Assim como os movimentos pelo fim ao preconceito homossexual (que também foram muito citadas pelos críticos das vadias), pelo aparente choque que podem efetuar em suas manifestações, o cerne da questão, na ausência de sutiã, nunca foi o choque: assim como os “beijaços” em público, os seios das mulheres escracharam a pura soberania, autodeterminação que afasta o pensamento dos demais: meus peitos não dizem respeito a mais ninguém, e eu tenho coragem de mostrá-los, assim como vocês. Foi o símbolo puro e simples da quebra do tabu do corpo, o ápice da auto-confiança, a porta para a naturalidade. A forma de mostrar que, se vocês, ao passarmos, olham para os nossos seios, para nós, eles são tão irrelevantes no total que somos como mulheres, e mais, como seres humanos, que podemos exibi-los com a mesma tranquilidade que vocês. E, em resultado, é elementar que os próprios também não se sentem reduzidos aos limites de seus corpos sem camisa.

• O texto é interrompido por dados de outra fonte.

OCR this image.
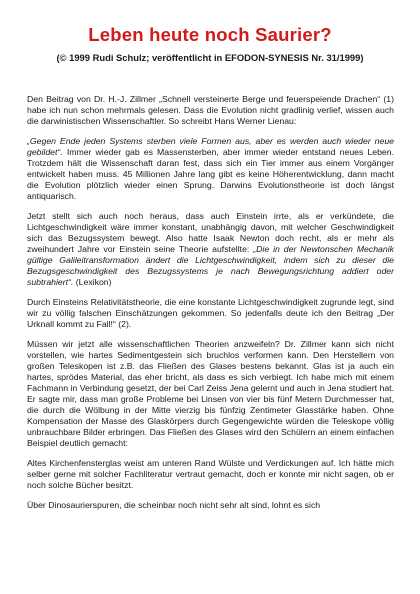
Leben heute noch Saurier?
(© 1999 Rudi Schulz; veröffentlicht in EFODON-SYNESIS Nr. 31/1999)

Den Beitrag von Dr. H.-J. Zillmer „Schnell versteinerte Berge und feuerspeiende Drachen“ (1) habe ich nun schon mehrmals gelesen. Dass die Evolution nicht gradlinig verlief, wissen auch die darwinistischen Wissenschaftler. So schreibt Hans Werner Lienau:

„Gegen Ende jeden Systems sterben viele Formen aus, aber es werden auch wieder neue gebildet“. Immer wieder gab es Massensterben, aber immer wieder entstand neues Leben. Trotzdem hält die Wissenschaft daran fest, dass sich ein Tier immer aus einem Vorgänger entwickelt haben muss. 45 Millionen Jahre lang gibt es keine Höherentwicklung, dann macht die Evolution plötzlich wieder einen Sprung. Darwins Evolutionstheorie ist doch längst antiquarisch.

Jetzt stellt sich auch noch heraus, dass auch Einstein irrte, als er verkündete, die Lichtgeschwindigkeit wäre immer konstant, unabhängig davon, mit welcher Geschwindigkeit sich das Bezugssystem bewegt. Also hatte Isaak Newton doch recht, als er mehr als zweihundert Jahre vor Einstein seine Theorie aufstellte: „Die in der Newtonschen Mechanik gültige Galileitransformation ändert die Lichtgeschwindigkeit, indem sich zu dieser die Bezugsgeschwindigkeit des Bezugssystems je nach Bewegungsrichtung addiert oder subtrahiert“. (Lexikon)

Durch Einsteins Relativitätstheorie, die eine konstante Lichtgeschwindigkeit zugrunde legt, sind wir zu völlig falschen Einschätzungen gekommen. So jedenfalls deute ich den Beitrag „Der Urknall kommt zu Fall!“ (2).

Müssen wir jetzt alle wissenschaftlichen Theorien anzweifeln? Dr. Zillmer kann sich nicht vorstellen, wie hartes Sedimentgestein sich bruchlos verformen kann. Den Herstellern von großen Teleskopen ist z.B. das Fließen des Glases bestens bekannt. Glas ist ja auch ein hartes, sprödes Material, das eher bricht, als dass es sich verbiegt. Ich habe mich mit einem Fachmann in Verbindung gesetzt, der bei Carl Zeiss Jena gelernt und auch in Jena studiert hat. Er sagte mir, dass man große Probleme bei Linsen von vier bis fünf Metern Durchmesser hat, die durch die Wölbung in der Mitte vierzig bis fünfzig Zentimeter Glasstärke haben. Ohne Kompensation der Masse des Glaskörpers durch Gegengewichte würden die Teleskope völlig unbrauchbare Bilder erbringen. Das Fließen des Glases wird den Schülern an einem einfachen Beispiel deutlich gemacht:

Altes Kirchenfensterglas weist am unteren Rand Wülste und Verdickungen auf. Ich hätte mich selber gerne mit solcher Fachliteratur vertraut gemacht, doch er konnte mir nicht sagen, ob er noch solche Bücher besitzt.

Über Dinosaurierspuren, die scheinbar noch nicht sehr alt sind, lohnt es sich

Mas a mulher, ao longo de muitos séculos, teve seus seios diretamente vinculados à sexualidade e ao prazer masculino. E o corpo masculino, livre de blusas, não será, em muitos casos, extremamente atraente para homens que gostam de homens? Não existirá diversos homossexuais intimamente e sexualmente tentados pelos peitorais exibidos? Se não nos damos o valor (como se valor e respeito fosse algo necessário de ser provado, para se exigir) ao livrarmos-nos do pudor sexista calcado na mente da maioria, pedindo para sermos desrespeitadas por mostrarmos nossos mamilos (porque o restante já é calmamente aceitado), estarão os machos que largam as blusas em um dia de calor fazendo uma solicitação para serem sodomizados?

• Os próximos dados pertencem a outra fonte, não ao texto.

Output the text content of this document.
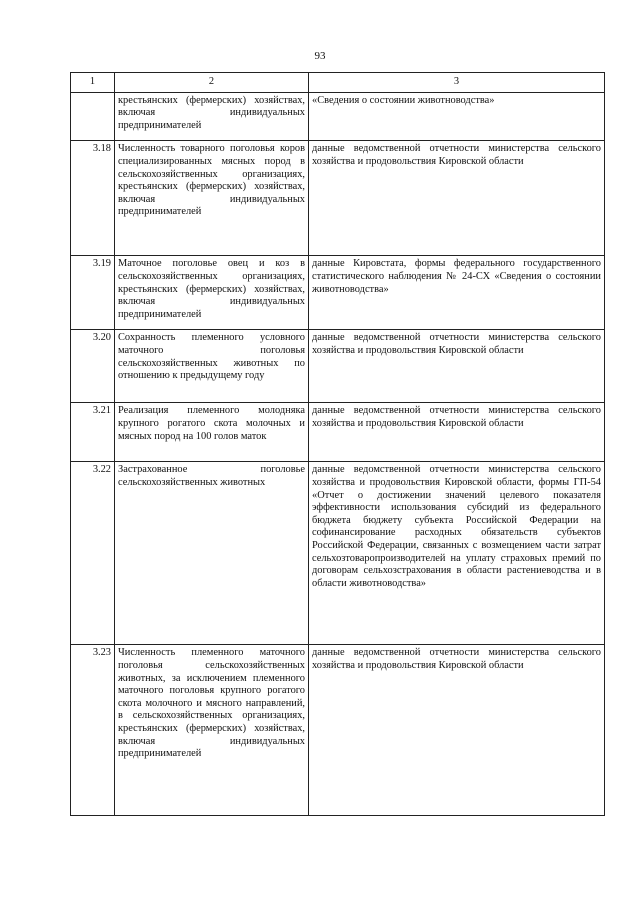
93
1	2	3
	крестьянских (фермерских) хозяйствах, включая индивидуальных предпринимателей	«Сведения о состоянии животноводства»
3.18	Численность товарного поголовья коров специализированных мясных пород в сельскохозяйственных организациях, крестьянских (фермерских) хозяйствах, включая индивидуальных предпринимателей	данные ведомственной отчетности министерства сельского хозяйства и продовольствия Кировской области
3.19	Маточное поголовье овец и коз в сельскохозяйственных организациях, крестьянских (фермерских) хозяйствах, включая индивидуальных предпринимателей	данные Кировстата, формы федерального государственного статистического наблюдения № 24-СХ «Сведения о состоянии животноводства»
3.20	Сохранность племенного условного маточного поголовья сельскохозяйственных животных по отношению к предыдущему году	данные ведомственной отчетности министерства сельского хозяйства и продовольствия Кировской области
3.21	Реализация племенного молодняка крупного рогатого скота молочных и мясных пород на 100 голов маток	данные ведомственной отчетности министерства сельского хозяйства и продовольствия Кировской области
3.22	Застрахованное поголовье сельскохозяйственных животных	данные ведомственной отчетности министерства сельского хозяйства и продовольствия Кировской области, формы ГП-54 «Отчет о достижении значений целевого показателя эффективности использования субсидий из федерального бюджета бюджету субъекта Российской Федерации на софинансирование расходных обязательств субъектов Российской Федерации, связанных с возмещением части затрат сельхозтоваропроизводителей на уплату страховых премий по договорам сельхозстрахования в области растениеводства и в области животноводства»
3.23	Численность племенного маточного поголовья сельскохозяйственных животных, за исключением племенного маточного поголовья крупного рогатого скота молочного и мясного направлений, в сельскохозяйственных организациях, крестьянских (фермерских) хозяйствах, включая индивидуальных предпринимателей	данные ведомственной отчетности министерства сельского хозяйства и продовольствия Кировской области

A Marcha das Vadias teve início pela fala infeliz de um policial que aliou o índice de estupros à maneira como as mulheres se vestiam. Muitos, frente a tanto, argumentam que o movimento que ocorreu em Porto Alegre desvinculou-se do original, perdendo seu sentido e sua razão de ser. No entanto, mais do que uma grande falácia, a réplica é inacreditavelmente simplista: o que se critica, na manifestação global, não é a ignorância factual da fala do machista canadense, mas sim os motivos e linhas de pensamento que o originaram. A violência simbólica representada por uma dominação velada e institucionalizada, que se traduz de maneira verbal, física e psicológica. Sendo assim, todos os cartazes brindados foram coerentes, todos as falas revoltosas fizeram sentido, cada peito livre fez-se ouvir brilhantemente.

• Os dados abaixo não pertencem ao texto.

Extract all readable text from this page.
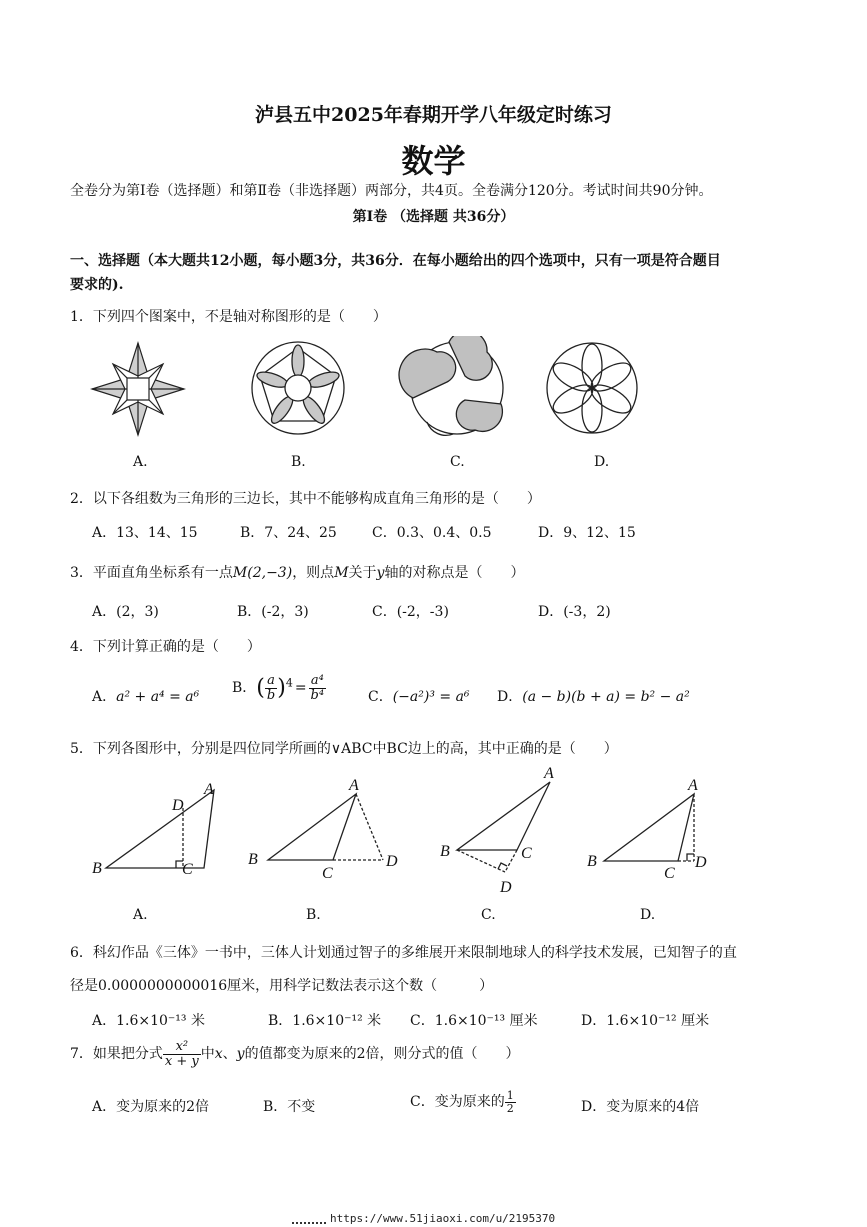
泸县五中2025年春期开学八年级定时练习
数学
全卷分为第Ⅰ卷（选择题）和第Ⅱ卷（非选择题）两部分，共4页。全卷满分120分。考试时间共90分钟。
第Ⅰ卷 （选择题 共36分）
一、选择题（本大题共12小题，每小题3分，共36分．在每小题给出的四个选项中，只有一项是符合题目
要求的).
1．下列四个图案中，不是轴对称图形的是（　　）
A.	B.	C.	D.
2．以下各组数为三角形的三边长，其中不能够构成直角三角形的是（　　）
A．13、14、15	B．7、24、25	C．0.3、0.4、0.5	D．9、12、15
3．平面直角坐标系有一点M(2,−3)，则点M关于y轴的对称点是（　　）
A．(2，3)	B．(-2，3)	C．(-2，-3)	D．(-3，2)
4．下列计算正确的是（　　）
A．a² + a⁴ = a⁶
B．( $\frac{a}{b} )^4 = \frac{\text{a⁴}}{\text{b⁴}}$	C．(−a²)³ = a⁶ D．(a − b)(b + a) = b² − a²
5．下列各图形中，分别是四位同学所画的∨ABC中BC边上的高，其中正确的是（　　）
B	C
D
A
B
C
D
A
B	C
D
A
B
C
D
A
A.	B.	C.	D.
6．科幻作品《三体》一书中，三体人计划通过智子的多维展开来限制地球人的科学技术发展，已知智子的直
径是0.0000000000016厘米，用科学记数法表示这个数（　　　）
A．1.6×10⁻¹³ 米	B．1.6×10⁻¹² 米 C．1.6×10⁻¹³ 厘米	D．1.6×10⁻¹² 厘米
7．如果把分式 $\frac{\text{x²}}{x + y}$ 中x、y的值都变为原来的2倍，则分式的值（　　）
A．变为原来的2倍	B．不变	C．变为原来的 $\frac{1}{2}$	D．变为原来的4倍
https://www.51jiaoxi.com/u/2195370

A crítica burra escondida por moralismos sem sentido, em um país ironicamente conhecido por sua falta de pudor, só expõe a necessidade urgente de mais marchas. De mais coragem. De mais seios. E, em adição, mostra que não cheguei tarde para falar sobre a Marcha: ela pulsa e vive a cada dia, nutrida pela persistência das simpatizantes, amargamente estimulada pelo discurso dos que a dão sentido para existir.
Transcrevendo as palavras da imortal Simone de Beauvoir: “I have met brave women who are exploring the outer edge of human possibility (…) with a courage to make themselves vulnerable that I find moving beyond words.” (em tradução livre: “Conheci bravas mulheres que estão explorando o lado de fora do limite da possibilidade humana (…) com uma coragem de tornarem-se vulneráveis que eu considero habitando além do explicável por palavras.”).
Meus sinceros parabéns às mulheres que, através de uma suposta vulnerabilidade, brindaram, em verdade, toda a sua força, mostrando que ela é nossa, livre de padrões, de formas e, mais importante: à partir de agora, também é livre de medo.
Texto de Marcelli Cipriani, estudante dos cursos de Ciências Sociais na UFRGS e Direito da PUCRS, atualmente na Cidade do Porto, em Portugal, fazendo mobilidade acadêmica.